Facts of the Pimlico case
Mr Smith had worked exclusively for Pimlico on a self-employed basis. After suffering a heart attack he sought to reduce his hours from 5 to 3 days per week; a request that was denied by Pimlico, ultimately resulting in his dismissal. Mr Smith made several claims to the Employment Tribunal for unfair and wrongful dismissal, entitlement to pay and discrimination. He has been successful at every stage of his claim including in the Employment Appeal Tribunal and Court of Appeal, having been found to be a worker under s230(3)(b) of the Employment Rights Act 1996 and being “in employment” for the purposes of the Equality Act 2010.
The significant factors for the Supreme Court in drawing the distinction between self-employed and worker status lay ultimately in the strict requirements that Pimlico placed upon its workers. All of these factors would indicate that Mr Smith worked for Pimlico, not that he was a supplier to them.
So what does this mean for Mr Smith? As a worker he is entitled to several rights not afforded to him as a self-employed contractor such as: statutory sick pay, protection for whistleblowing, protection from discrimination and statutory paid holiday – rights many people assume come as standard when working for a company.
The decision hinged on Mr Smith’s inability under his contract to reject work, his inability to make decisions on working hours. Ultimately the Supreme Court found Pimlico’s arguments that Mr Smith paid pay his own tax and used his own tools to complete work unconvincing as justification that he was genuinely self-employed. Whilst Mr Smith was required to provide his own tools, the job had to be carried out whilst wearing a branded uniform and driving a branded van, fitted with GPS. Workers are generally required to provide a personal service but Pimlico allowed its plumbers to swap jobs. Pimlico insisted this proved Mr Smith was self-employed, however the ability to swap shifts was only within the pool of plumbers working for Pimlico at any given time. Mr Smith’s ability to reject work and negotiate hours was hampered by a secondary contract requesting he work a minimum of 40 hours per week. Ultimately the control exercised by Pimlico overwhelmed the credibility of its contract which did not reflect the reality of the situation, a common theme in all of these related worker cases.

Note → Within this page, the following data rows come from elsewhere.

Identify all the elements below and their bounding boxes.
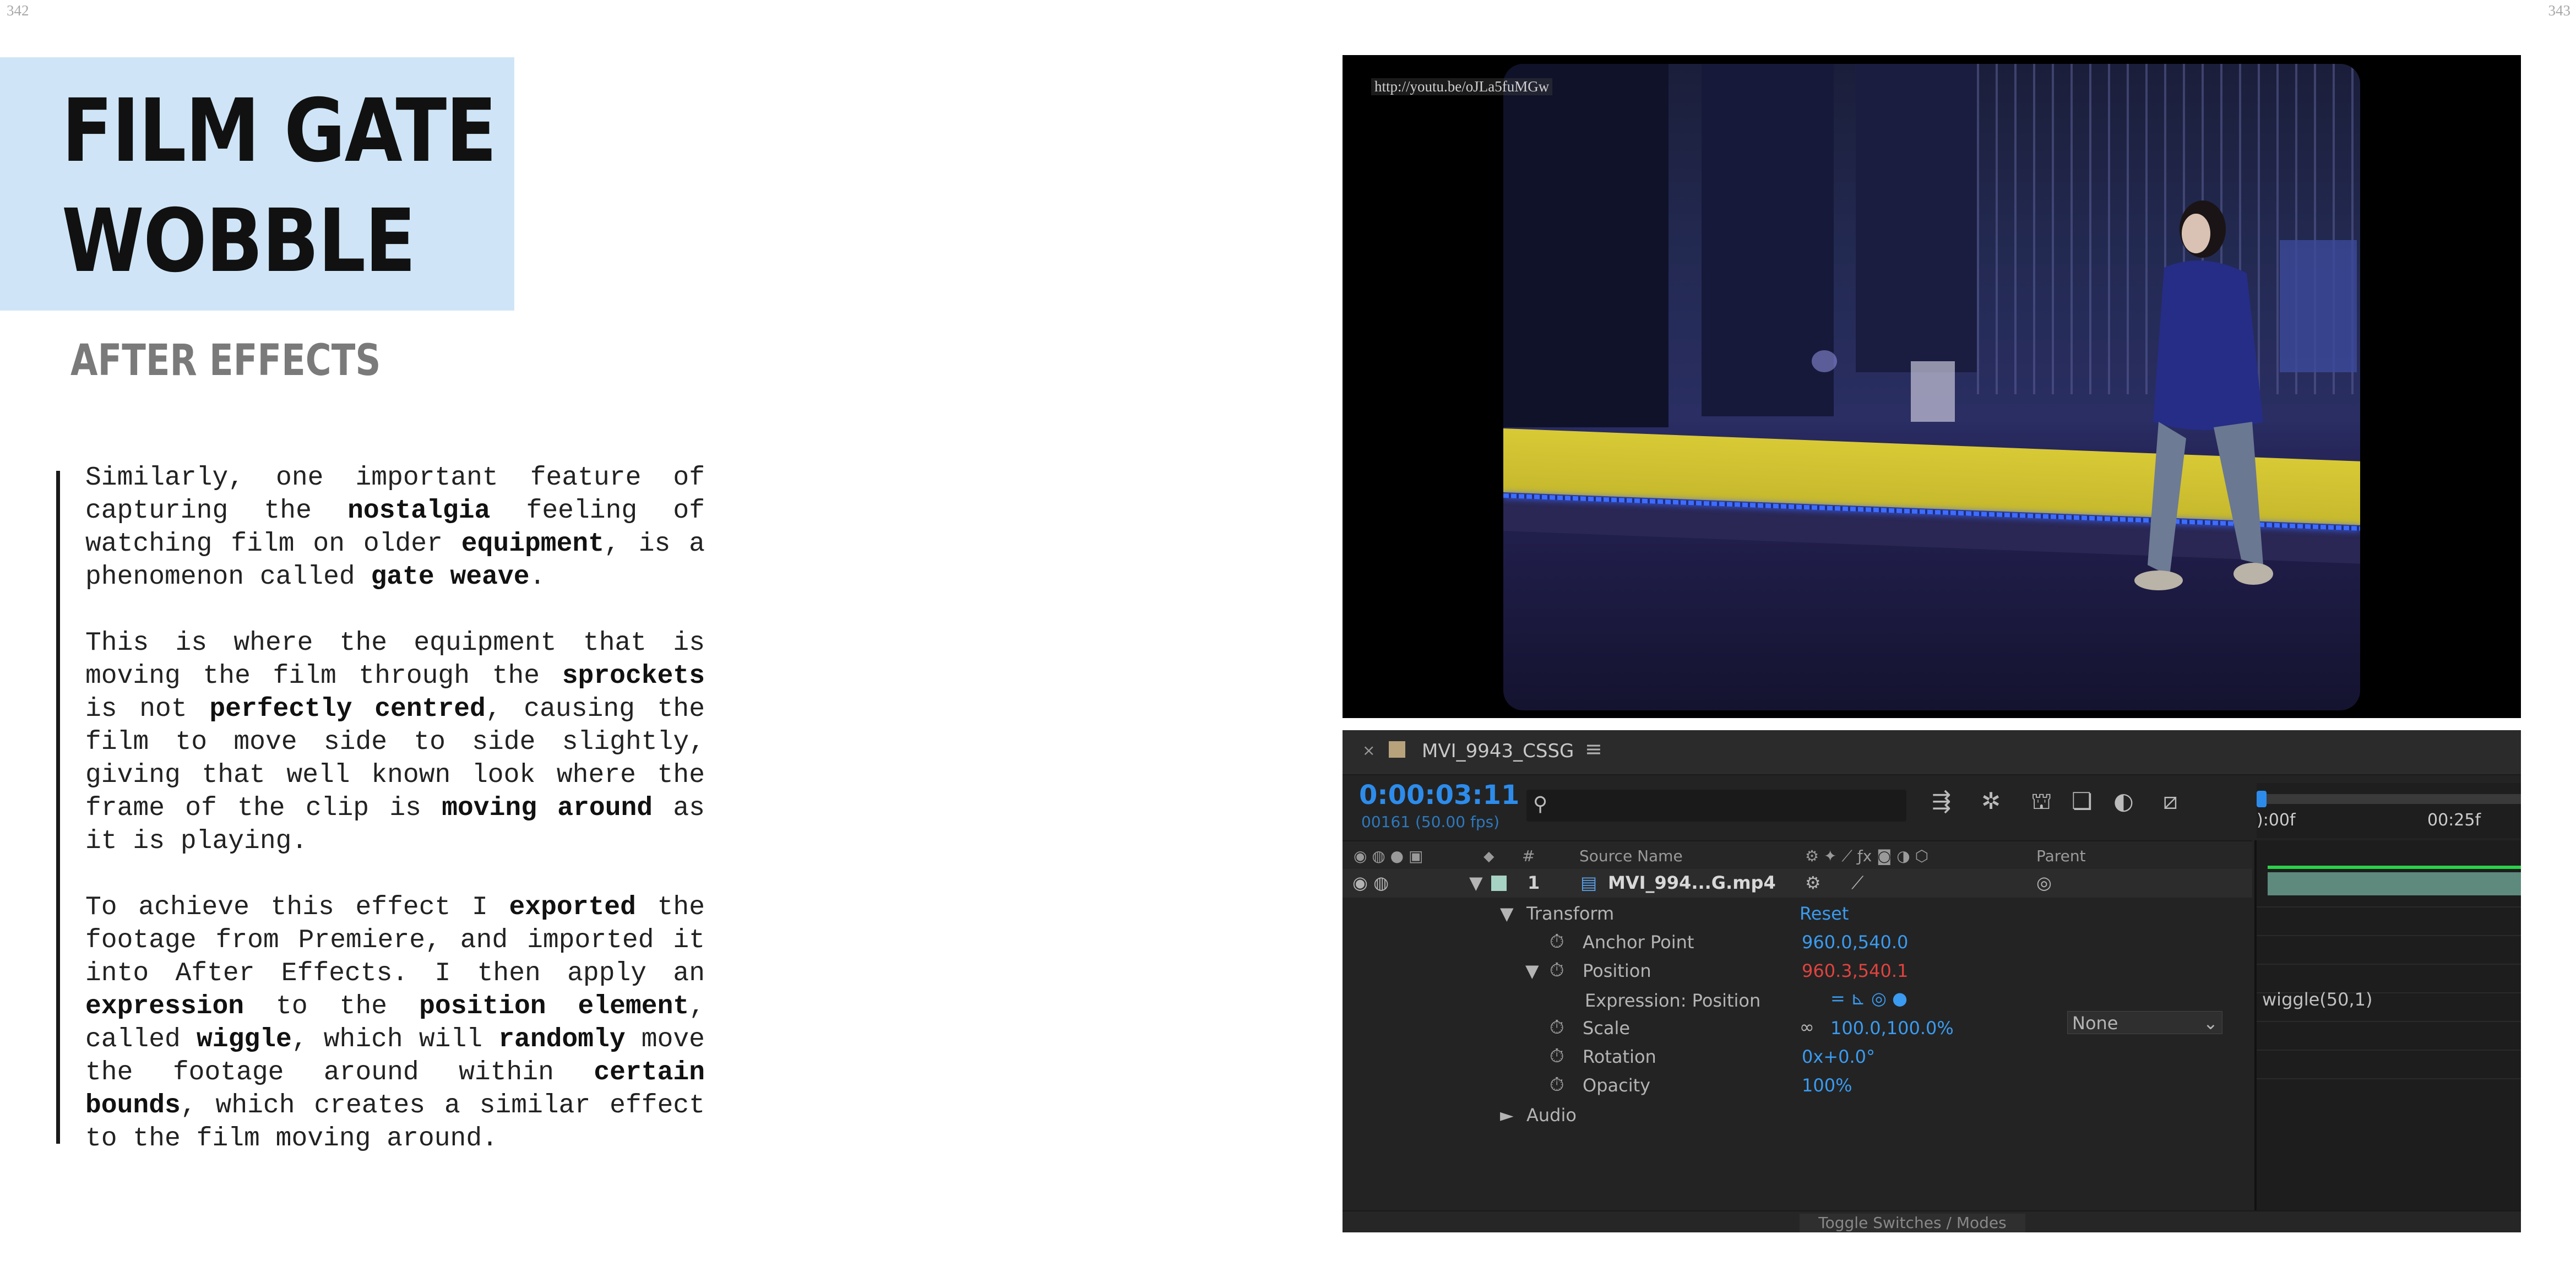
paragraph-1: Similarly, one important feature of capt… <box>85 463 705 592</box>
frame-blending-icon[interactable]: ❏ <box>2072 787 2093 814</box>
work-area-start-handle[interactable] <box>2257 791 2267 807</box>
shy-layers-icon[interactable]: ⛫ <box>2031 787 2052 818</box>
body-text: Similarly, one important feature of capt… <box>85 461 705 1188</box>
ruler-label-25f: 00:25f <box>2427 811 2481 830</box>
layer-row[interactable]: ◉ ◍ ▼ 1 ▤ MVI_994...G.mp4 ⚙ ⟋ ◎ None ⌄ <box>1343 869 2252 1034</box>
position-expand-icon[interactable]: ▼ <box>1525 960 1539 981</box>
time-ruler[interactable]: ):00f 00:25f <box>2257 783 2521 838</box>
video-watermark-url: http://youtu.be/oJLa5fuMGw <box>1371 78 1553 95</box>
search-icon: ⚲ <box>1533 793 1548 816</box>
parent-header[interactable]: Parent <box>2036 847 2086 865</box>
track-divider <box>2257 1021 2521 1022</box>
position-label: Position <box>1583 960 1651 981</box>
expression-text[interactable]: wiggle(50,1) <box>2262 989 2372 1010</box>
collapse-transform-switch-icon[interactable]: ⚙ <box>1805 872 1821 893</box>
panel-menu-icon[interactable]: ≡ <box>1585 737 1602 761</box>
layer-search-input[interactable]: ⚲ <box>1526 790 1906 822</box>
footage-icon: ▤ <box>1580 872 1597 893</box>
video-image <box>1503 64 2360 710</box>
draft-3d-icon[interactable]: ✲ <box>1981 787 2001 814</box>
expression-controls-icon[interactable]: = ⊾ ◎ ● <box>1830 988 1907 1009</box>
video-frame: http://youtu.be/oJLa5fuMGw <box>1343 55 2521 718</box>
column-headers: ◉ ◍ ● ▣ ⬥ # Source Name ⚙ ✦ ⟋ ƒx ◙ ◑ ⬡ P… <box>1343 840 2252 870</box>
source-name-header[interactable]: Source Name <box>1579 847 1683 865</box>
title-line-1: FILM GATE <box>62 80 497 182</box>
av-switches-header-icon: ◉ ◍ ● ▣ <box>1354 847 1423 865</box>
rotation-label: Rotation <box>1583 1046 1656 1067</box>
scale-label: Scale <box>1583 1018 1631 1039</box>
anchor-point-value[interactable]: 960.0,540.0 <box>1802 932 1908 953</box>
close-tab-icon[interactable]: × <box>1362 741 1375 759</box>
stopwatch-icon[interactable]: ⏱ <box>1550 1017 1564 1039</box>
layer-number-header: # <box>1522 847 1535 865</box>
opacity-value[interactable]: 100% <box>1802 1075 1852 1096</box>
title-line-2: WOBBLE <box>62 191 416 292</box>
track-divider <box>2257 1078 2521 1079</box>
transform-expand-icon[interactable]: ▼ <box>1500 903 1514 924</box>
page-number-left: 342 <box>7 2 29 19</box>
expression-position-label: Expression: Position <box>1585 990 1761 1011</box>
work-area-indicator <box>2268 866 2521 869</box>
text-rule <box>56 471 60 1144</box>
anchor-point-label: Anchor Point <box>1583 932 1694 953</box>
paragraph-3: To achieve this effect I exported the fo… <box>85 893 705 1154</box>
layer-name[interactable]: MVI_994...G.mp4 <box>1608 872 1776 893</box>
page-subtitle: AFTER EFFECTS <box>70 336 381 385</box>
layer-label-color[interactable] <box>1491 876 1507 891</box>
parent-value: None <box>2072 1013 2118 1034</box>
scale-value[interactable]: 100.0,100.0% <box>1830 1018 1954 1039</box>
position-value[interactable]: 960.3,540.1 <box>1802 960 1908 981</box>
page-number-right: 343 <box>2548 2 2571 19</box>
audio-group-label[interactable]: Audio <box>1526 1105 1577 1126</box>
composition-color-swatch <box>1389 741 1405 758</box>
current-time-display[interactable]: 0:00:03:11 <box>1359 780 1519 811</box>
layer-visibility-icon[interactable]: ◉ ◍ <box>1352 872 1389 893</box>
track-divider <box>2257 906 2521 907</box>
transform-group-label[interactable]: Transform <box>1526 903 1614 924</box>
graph-editor-icon[interactable]: ⧄ <box>2163 787 2178 815</box>
stopwatch-icon[interactable]: ⏱ <box>1550 959 1564 981</box>
stopwatch-icon[interactable]: ⏱ <box>1550 1074 1564 1096</box>
audio-expand-icon[interactable]: ► <box>1500 1105 1514 1126</box>
timeline-footer: Toggle Switches / Modes <box>1343 1210 2521 1232</box>
work-area-bar[interactable] <box>2257 794 2521 804</box>
toggle-switches-modes-button[interactable]: Toggle Switches / Modes <box>1800 1214 2025 1232</box>
quality-switch-icon[interactable]: ⟋ <box>1851 872 1863 894</box>
track-divider <box>2257 935 2521 936</box>
composition-flowchart-icon[interactable]: ⇶ <box>1932 787 1951 814</box>
track-divider <box>2257 1050 2521 1051</box>
switches-header-icon: ⚙ ✦ ⟋ ƒx ◙ ◑ ⬡ <box>1805 847 1929 865</box>
stopwatch-icon[interactable]: ⏱ <box>1550 1045 1564 1067</box>
paragraph-2: This is where the equipment that is movi… <box>85 628 705 856</box>
track-divider <box>2257 964 2521 965</box>
opacity-label: Opacity <box>1583 1075 1651 1096</box>
pick-whip-icon[interactable]: ◎ <box>2036 872 2052 893</box>
label-header-icon: ⬥ <box>1483 847 1494 865</box>
expand-layer-icon[interactable]: ▼ <box>1469 872 1483 893</box>
rotation-value[interactable]: 0x+0.0° <box>1802 1046 1875 1067</box>
parent-dropdown[interactable]: None ⌄ <box>2067 1011 2222 1034</box>
page-title: FILM GATE WOBBLE <box>62 76 497 296</box>
transform-reset-link[interactable]: Reset <box>1800 903 1849 924</box>
ruler-label-start: ):00f <box>2257 811 2296 830</box>
layer-number: 1 <box>1528 872 1540 893</box>
layer-duration-bar[interactable] <box>2268 872 2521 895</box>
composition-name: MVI_9943_CSSG <box>1422 740 1574 762</box>
after-effects-timeline-panel: × MVI_9943_CSSG ≡ 0:00:03:11 00161 (50.0… <box>1343 730 2521 1232</box>
stopwatch-icon[interactable]: ⏱ <box>1550 931 1564 953</box>
timeline-track-area[interactable] <box>2254 840 2521 1232</box>
seated-person <box>2134 200 2273 590</box>
motion-blur-icon[interactable]: ◐ <box>2113 787 2134 814</box>
constrain-proportions-icon[interactable]: ∞ <box>1800 1017 1814 1037</box>
composition-tab[interactable]: × MVI_9943_CSSG ≡ <box>1343 730 2521 775</box>
frame-count-display: 00161 (50.00 fps) <box>1361 813 1500 831</box>
chevron-down-icon: ⌄ <box>2203 1013 2218 1034</box>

Consequences for the gig- economy
With the surge in gig-economy related opportunities of late, exploiting technological advancements the law is playing catch up and high profile cases on workers’ rights such as Uber, Addison Lee and CitySprint are starting to close in on this fast growing market. A Supreme Court decision sets a strong precedent in advance of Uber’s upcoming appeal. The gig economy won’t be stopped in its tracks by this decision but the brakes are certainly being applied.